Parmi les personnes que Bernadette et Franco accueillent, se trouvent des SDF, des célibataires mais aussi des hommes mariés ou en couple. La plupart sont en très grande souffrance, certains présentent des troubles psychologiques. Jamais Bernadette ne s’est sentie en danger ou a eu peur, même si elle avoue que les difficultés rencontrées sont réelles et nombreuses. Pour accueillir ces personnes blessées par la vie, il est nécessaire d’être à l’écoute. Qualité première que Bernadette trouve à Franco. Lui, de son côté loue la patience et la persévérance de sa femme qui fait à la fois office de grande sœur et de maman.
« Une énorme famille » et encore des projets
Bernadette et Franco ne sont pas parents, au sens propre du terme. Et pourtant, ils ont le sentiment d’appartenir à une « énorme famille », composée de tous ceux qu’ils ont accueillis. « Au bout de 17 ans passés au Cenacolo, on a beaucoup de mariages, tous les ans, avec des familles qui viennent nous voir le week-end ou pendant les vacances. Finalement on est comme des grands-parents, on a tous les avantages mais pas les inconvénients ! ». Malgré l’absence d’enfant, le couple a su développer une riche fécondité en accueillant des jeunes déboussolés, notamment des personnes adoptées qui « ont une blessure très profonde et nécessitent un accompagnement particulier avec des groupes de partage ».
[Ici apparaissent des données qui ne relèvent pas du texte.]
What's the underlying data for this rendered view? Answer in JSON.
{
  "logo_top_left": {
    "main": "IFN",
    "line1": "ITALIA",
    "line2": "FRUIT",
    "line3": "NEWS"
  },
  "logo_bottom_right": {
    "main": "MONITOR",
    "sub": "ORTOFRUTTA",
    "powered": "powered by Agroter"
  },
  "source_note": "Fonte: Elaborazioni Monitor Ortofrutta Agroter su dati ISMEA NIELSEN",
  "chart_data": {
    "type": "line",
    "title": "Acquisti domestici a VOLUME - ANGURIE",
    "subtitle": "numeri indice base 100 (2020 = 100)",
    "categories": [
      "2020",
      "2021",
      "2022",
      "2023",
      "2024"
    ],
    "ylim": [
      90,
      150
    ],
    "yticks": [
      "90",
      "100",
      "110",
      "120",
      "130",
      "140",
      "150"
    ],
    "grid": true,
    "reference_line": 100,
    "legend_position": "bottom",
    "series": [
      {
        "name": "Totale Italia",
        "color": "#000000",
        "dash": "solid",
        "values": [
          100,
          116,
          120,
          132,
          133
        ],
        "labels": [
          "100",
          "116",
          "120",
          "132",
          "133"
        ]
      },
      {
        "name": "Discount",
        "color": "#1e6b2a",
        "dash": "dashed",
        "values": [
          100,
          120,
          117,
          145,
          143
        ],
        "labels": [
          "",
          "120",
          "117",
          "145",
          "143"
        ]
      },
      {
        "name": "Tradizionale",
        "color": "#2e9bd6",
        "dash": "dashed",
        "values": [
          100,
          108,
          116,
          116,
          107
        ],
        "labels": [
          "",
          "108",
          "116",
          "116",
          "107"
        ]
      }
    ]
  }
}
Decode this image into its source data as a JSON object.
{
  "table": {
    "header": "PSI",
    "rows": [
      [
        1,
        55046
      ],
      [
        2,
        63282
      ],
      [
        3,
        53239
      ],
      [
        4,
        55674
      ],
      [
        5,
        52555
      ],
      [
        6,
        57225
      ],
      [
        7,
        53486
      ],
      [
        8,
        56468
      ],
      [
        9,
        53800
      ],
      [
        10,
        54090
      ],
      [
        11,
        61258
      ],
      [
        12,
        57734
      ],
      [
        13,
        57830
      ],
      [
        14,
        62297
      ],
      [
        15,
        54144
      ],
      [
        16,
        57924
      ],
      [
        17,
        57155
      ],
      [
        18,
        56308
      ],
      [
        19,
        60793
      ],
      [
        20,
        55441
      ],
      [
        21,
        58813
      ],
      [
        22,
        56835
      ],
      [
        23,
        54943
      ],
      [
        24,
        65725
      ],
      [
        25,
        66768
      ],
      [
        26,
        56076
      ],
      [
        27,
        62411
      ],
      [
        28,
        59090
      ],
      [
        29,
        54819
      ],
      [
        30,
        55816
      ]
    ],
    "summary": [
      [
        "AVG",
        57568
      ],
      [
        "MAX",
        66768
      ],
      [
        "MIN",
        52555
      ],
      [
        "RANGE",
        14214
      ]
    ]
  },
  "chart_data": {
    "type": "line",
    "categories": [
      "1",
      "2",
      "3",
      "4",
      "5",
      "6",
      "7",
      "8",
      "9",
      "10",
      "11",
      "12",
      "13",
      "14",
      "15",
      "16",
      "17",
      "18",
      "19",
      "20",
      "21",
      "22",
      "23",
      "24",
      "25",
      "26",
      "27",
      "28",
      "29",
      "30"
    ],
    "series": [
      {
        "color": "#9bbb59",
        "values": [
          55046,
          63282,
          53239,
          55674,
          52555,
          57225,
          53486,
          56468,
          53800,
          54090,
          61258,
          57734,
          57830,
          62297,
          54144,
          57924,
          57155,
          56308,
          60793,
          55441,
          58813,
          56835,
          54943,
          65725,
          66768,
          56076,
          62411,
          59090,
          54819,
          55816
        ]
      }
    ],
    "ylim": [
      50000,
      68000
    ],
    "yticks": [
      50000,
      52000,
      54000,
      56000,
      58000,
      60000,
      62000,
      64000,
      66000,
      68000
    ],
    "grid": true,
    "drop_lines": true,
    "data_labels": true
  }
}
Bernadette estime que le Cenacolo « les unit beaucoup ». « Ça nous travaille. On se dispute, on se réconcilie, les liens s’approfondissent. On rencontre aussi d’autres couples et on se fait coacher pour surmonter nos difficultés ». Leur vie est faite de petites et grandes joies. Les mariages de ceux qu’ils ont accueillis les rendent très heureux mais pas seulement. Ce qui leur apporte le plus de joie, c’est de « voir les pas que les jeunes font, comment ils avancent, grandissent, se convertissent et cheminent ». Bernadette raconte un évènement qui l’a rendue particulièrement heureuse : « Lors d’une confirmation, un des gars qui vient de la rue et avait eu beaucoup eu de mal à s’adapter aux règles de la vie en communauté, est venu témoigner. Il était rayonnant ».
Pour le couple, le Cenacolo est à la fois une sorte de sacerdoce et un lieu qu’il ne se voit pas quitter pour le moment. « On se sent utile, on ne se pose pas la question de partir, personne ne veut prendre notre place ». L’heure de la retraite n’a pas encore sonné pour ce couple qui ne pensait pas, au départ, rester si longtemps et se retrouve désormais avec cinq maisons à superviser dans toute la France. Et ce n’est pas fini ! « On nous demande d’ouvrir une sixième maison, on est débordé mais on s’abandonne », avoue Bernadette. « Le projet consiste à créer une maison pour garçons en lien avec l’écologie. Il y aura un atelier bois, on récupèrera de l’eau et on fera de la permaculture ». Et de conclure : « Avec un projet de vie comme le Cenacolo, on s’imagine mal ailleurs ».